Dans son dernier baromètre, Iri observe que la hausse des prix entre les différents groupes se creuse nettement. Explications.

hausse des prix
Crédit : iStock.

Le prix du caddie flambe avec la hausse des prix qui court depuis plusieurs mois déjà. Entre septembre et octobre, l’inflation sur les produits de grande consommation est passée de 9% à 11%, selon le baromètre Iri pour LSA, rappelle BFMTV, vendredi 28 octobre 2022. Depuis le début de la poussée inflationniste, c’est du jamais vu. Mais ce n’est pas tout car, en décryptant ces chiffres, il s’avère que les produits alimentaires, qui étaient en hausse de 9,75% en septembre, atteignent désormais des augmentations de 11,45% en octobre. Par exemple, la viande surgelée a augmenté de 31,8% en octobre.

La hausse des prix, ce n’est que le début ?

Dans son dernier baromètre, Iri observe que les différences de prix entre les différents groupes se creusent nettement. Ainsi, entre les deux enseignes les plus chères et les deux moins onéreuses, volontairement non-citées par le panéliste, on atteint un niveau record de 25,6 points en octobre.

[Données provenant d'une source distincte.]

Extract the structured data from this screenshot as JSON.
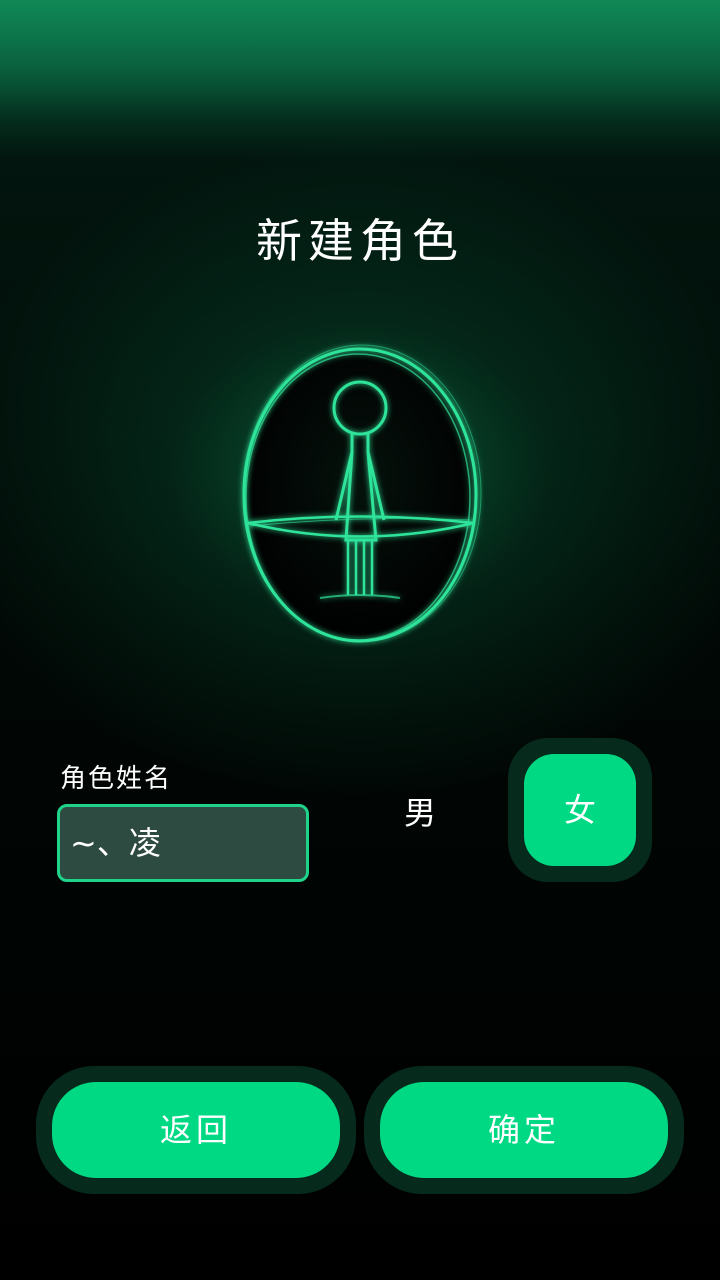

Plus précisément, si vous faites un même panier de courses dans l’enseigne la moins chère, il vous coûtera 100 euros, alors que vous devrez débourser 126 euros dans la plus onéreuse.

« Si l’inflation s’avère toujours relativement homogène entre les circuits, le corridor de prix entre les enseignes reste très large en octobre avec 26 points d’écart de prix entre les deux enseignes les plus chères et les deux moins chères (sur les marques nationales) », détaille la directrice business insight d’Iri France, Emily Mayer. Et cela risque de ne pas s’arranger si les distributeurs doivent répercuter leurs coûts, en particulier ceux qui sont liés à l’énergie.

Ces dernières années, l’écart entre les enseignes était d’une quinzaine de points, mais l’accélération se confirme ces derniers mois. Les experts de la distribution estiment que la hausse des prix pourrait ne plus être contenue par le groupe Casino. L’enseigne, qui est actuellement engagée dans un plan de désendettement ne pourra plus vraiment jouer sur ses marges. D’ailleurs, si l’on fait un comparatif via le drive des enseignes, à l’image de nos confrères, les écarts de prix sur les mêmes produits sont significatifs. Dans les magasins, les écarts seraient encore plus significatifs, selon les spécialistes. Et la grande distribution, acculée par les hausses des coûts ne pourra plus faire tampon longtemps.